"Like" buttons face a big thumbs-down
Public like and dislike counts, once a baseline offering for social media companies, are disappearing as tech platforms begin to uncover ways they are being abused.
Why it matters: Engagement mechanisms such as "likes" or "reactions" make tech platforms stickier, which is good for selling ads. But they're also becoming a risk factor for tech firms that are under pressure to address issues like user wellbeing and misinformation.
- Engagement with like or dislike buttons impact how content is promoted to users via algorithms. Visible like counts may affect how users choose to engage with certain content, for better or worse.
Driving the news: YouTube on Wednesday said it's making "dislike" counts invisible to users across the entire platform, although creators will still be able to see them behind the scenes.
- YouTube experimented with this earlier this year and found that people were less likely to harass users by intentionally "disliking" videos when the counts were invisible. It also found that the dislike button was used to disproportionately target smaller channels and newer creators.
- YouTube acknowledged that some users depend on those counts to determine whether or not they should watch a video. Responding to those users, YouTube said, "We know that you might not agree with this decision, but we believe that this is the right thing to do for the platform."
Zoom out: Tech companies have been testing changes that cut down on scorekeeping for years. But with more pressure from lawmakers to address things like mental health and misinformation, the imperative to shift has grown.

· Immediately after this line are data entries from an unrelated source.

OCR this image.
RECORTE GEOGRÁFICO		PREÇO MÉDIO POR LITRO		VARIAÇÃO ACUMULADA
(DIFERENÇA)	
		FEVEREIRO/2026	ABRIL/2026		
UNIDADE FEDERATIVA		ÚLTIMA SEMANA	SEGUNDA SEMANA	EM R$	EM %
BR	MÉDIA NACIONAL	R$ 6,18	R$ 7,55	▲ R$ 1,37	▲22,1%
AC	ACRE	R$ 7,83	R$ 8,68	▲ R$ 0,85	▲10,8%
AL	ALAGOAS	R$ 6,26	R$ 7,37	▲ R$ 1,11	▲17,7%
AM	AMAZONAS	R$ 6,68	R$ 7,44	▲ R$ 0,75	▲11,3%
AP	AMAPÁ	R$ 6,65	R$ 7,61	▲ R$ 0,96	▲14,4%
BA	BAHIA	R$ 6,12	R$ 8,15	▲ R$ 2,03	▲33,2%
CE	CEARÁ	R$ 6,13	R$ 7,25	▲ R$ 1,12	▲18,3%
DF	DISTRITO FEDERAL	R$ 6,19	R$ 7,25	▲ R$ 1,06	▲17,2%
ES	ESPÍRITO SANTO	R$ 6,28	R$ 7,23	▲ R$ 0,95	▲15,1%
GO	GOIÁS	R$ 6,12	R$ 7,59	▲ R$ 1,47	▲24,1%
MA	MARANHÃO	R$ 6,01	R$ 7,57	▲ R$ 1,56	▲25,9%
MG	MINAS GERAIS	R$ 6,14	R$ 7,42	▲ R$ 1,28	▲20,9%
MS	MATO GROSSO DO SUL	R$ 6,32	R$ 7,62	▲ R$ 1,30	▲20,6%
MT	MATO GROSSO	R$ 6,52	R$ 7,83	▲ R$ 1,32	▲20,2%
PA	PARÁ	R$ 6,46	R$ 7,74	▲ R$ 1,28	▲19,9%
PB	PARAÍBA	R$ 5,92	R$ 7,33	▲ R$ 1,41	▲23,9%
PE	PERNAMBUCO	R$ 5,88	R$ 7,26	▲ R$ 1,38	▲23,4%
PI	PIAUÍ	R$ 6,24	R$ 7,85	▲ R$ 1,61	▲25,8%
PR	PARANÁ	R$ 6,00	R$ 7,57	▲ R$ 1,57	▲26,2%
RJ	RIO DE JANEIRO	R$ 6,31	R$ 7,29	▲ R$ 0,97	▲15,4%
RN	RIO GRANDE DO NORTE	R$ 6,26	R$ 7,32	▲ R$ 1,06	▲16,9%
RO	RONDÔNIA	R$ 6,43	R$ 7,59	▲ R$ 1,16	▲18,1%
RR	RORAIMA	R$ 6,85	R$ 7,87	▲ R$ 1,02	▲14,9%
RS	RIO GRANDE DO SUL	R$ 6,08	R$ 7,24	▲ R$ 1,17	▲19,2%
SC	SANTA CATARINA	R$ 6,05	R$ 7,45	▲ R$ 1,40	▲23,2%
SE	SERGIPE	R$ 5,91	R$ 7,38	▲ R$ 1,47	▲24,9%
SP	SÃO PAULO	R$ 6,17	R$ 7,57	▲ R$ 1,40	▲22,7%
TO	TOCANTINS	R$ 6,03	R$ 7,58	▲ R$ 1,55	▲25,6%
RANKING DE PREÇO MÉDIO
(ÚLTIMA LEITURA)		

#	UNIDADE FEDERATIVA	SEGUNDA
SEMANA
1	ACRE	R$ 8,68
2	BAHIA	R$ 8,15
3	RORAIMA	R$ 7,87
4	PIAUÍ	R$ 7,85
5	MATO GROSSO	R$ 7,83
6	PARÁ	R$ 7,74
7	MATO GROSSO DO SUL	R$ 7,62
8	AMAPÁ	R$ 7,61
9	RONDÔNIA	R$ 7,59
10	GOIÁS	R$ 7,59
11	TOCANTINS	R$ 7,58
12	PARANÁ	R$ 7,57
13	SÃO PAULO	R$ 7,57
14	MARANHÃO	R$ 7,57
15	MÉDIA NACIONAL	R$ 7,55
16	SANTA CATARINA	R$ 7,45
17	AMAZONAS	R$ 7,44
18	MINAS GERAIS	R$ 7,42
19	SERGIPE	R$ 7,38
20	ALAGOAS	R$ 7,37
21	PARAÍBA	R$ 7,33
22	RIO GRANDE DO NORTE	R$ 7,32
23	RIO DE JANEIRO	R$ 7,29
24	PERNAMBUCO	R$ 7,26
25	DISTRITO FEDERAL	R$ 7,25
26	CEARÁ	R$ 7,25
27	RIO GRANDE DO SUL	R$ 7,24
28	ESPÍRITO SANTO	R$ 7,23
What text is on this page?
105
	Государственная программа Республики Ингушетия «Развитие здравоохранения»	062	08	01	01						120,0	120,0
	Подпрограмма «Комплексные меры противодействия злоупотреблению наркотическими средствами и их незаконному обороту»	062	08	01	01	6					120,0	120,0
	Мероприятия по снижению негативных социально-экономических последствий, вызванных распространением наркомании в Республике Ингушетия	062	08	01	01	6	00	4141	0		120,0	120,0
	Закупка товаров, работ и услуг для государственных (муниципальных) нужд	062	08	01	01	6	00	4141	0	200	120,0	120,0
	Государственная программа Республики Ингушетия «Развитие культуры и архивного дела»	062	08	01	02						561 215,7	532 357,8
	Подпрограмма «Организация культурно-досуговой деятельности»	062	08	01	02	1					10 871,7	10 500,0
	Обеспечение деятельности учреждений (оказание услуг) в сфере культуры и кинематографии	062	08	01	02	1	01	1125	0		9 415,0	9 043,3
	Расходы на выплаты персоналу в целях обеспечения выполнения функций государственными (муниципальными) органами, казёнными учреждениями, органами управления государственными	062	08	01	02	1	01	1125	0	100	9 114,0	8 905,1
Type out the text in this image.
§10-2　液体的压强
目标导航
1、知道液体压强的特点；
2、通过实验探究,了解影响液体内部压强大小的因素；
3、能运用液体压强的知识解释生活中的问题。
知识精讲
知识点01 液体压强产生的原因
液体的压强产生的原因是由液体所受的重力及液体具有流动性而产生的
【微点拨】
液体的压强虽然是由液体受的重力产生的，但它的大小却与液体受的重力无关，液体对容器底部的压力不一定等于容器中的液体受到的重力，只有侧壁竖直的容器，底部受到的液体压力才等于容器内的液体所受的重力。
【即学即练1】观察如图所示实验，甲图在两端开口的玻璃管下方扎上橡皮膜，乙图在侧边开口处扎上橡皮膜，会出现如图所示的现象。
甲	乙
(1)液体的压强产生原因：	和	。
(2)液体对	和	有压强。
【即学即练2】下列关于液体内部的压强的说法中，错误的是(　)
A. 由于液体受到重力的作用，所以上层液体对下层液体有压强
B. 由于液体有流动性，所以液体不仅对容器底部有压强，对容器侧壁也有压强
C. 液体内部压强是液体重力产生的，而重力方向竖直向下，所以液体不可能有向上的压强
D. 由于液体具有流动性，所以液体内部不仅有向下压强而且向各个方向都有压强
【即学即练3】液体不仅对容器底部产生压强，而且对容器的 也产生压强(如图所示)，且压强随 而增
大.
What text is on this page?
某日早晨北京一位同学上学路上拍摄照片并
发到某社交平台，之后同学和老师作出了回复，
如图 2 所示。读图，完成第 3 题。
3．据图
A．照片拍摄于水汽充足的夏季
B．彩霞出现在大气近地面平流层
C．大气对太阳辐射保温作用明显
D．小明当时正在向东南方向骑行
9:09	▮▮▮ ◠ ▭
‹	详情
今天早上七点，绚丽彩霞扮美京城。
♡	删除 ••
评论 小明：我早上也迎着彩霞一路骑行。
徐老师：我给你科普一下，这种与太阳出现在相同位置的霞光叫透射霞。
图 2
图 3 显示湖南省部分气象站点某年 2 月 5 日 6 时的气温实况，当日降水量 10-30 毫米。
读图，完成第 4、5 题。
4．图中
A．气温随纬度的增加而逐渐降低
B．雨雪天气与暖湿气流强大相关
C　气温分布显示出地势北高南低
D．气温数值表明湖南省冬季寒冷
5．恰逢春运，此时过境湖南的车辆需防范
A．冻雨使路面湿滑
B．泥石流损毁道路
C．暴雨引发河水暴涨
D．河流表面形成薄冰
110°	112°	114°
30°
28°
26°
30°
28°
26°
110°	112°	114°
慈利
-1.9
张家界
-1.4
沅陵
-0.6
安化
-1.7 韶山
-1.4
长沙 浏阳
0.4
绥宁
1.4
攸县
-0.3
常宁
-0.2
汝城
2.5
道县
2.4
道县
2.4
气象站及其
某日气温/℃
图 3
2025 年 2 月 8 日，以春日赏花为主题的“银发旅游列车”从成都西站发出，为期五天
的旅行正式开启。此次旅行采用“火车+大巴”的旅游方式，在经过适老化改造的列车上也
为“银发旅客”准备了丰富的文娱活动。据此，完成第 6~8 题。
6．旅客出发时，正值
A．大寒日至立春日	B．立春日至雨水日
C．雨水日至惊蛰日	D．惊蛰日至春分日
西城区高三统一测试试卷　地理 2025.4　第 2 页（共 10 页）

- Facebook and Instagram began giving users the option to hide public like counts earlier this year.
- In rebranding to "Meta," Facebook has shed its "thumbs up" logo for something that resembles a more abstract infinity loop.
Be smart: Not all like buttons are built the same. Facebook and other platforms, like LinkedIn, have introduced a set of "reactions" that include things like angry faces, sad faces and laughing faces.
- These reactions can also be manipulated. The Washington Post reported last month that, for years, Facebook prioritized the "angry" reactions to posts in its algorithms, which ultimately led to more toxic information being shared.
What to watch: Lawmakers have been increasing pressure on tech companies to address ways their platforms can harm teens.
- At a hearing about child safety last month, Democratic senators touted a bill that would protect users under 16 from a variety of features that boost engagement, including like buttons.
- At the same hearing, a Snapchat executive argued the company was different from its rivals because it doesn't have a like button.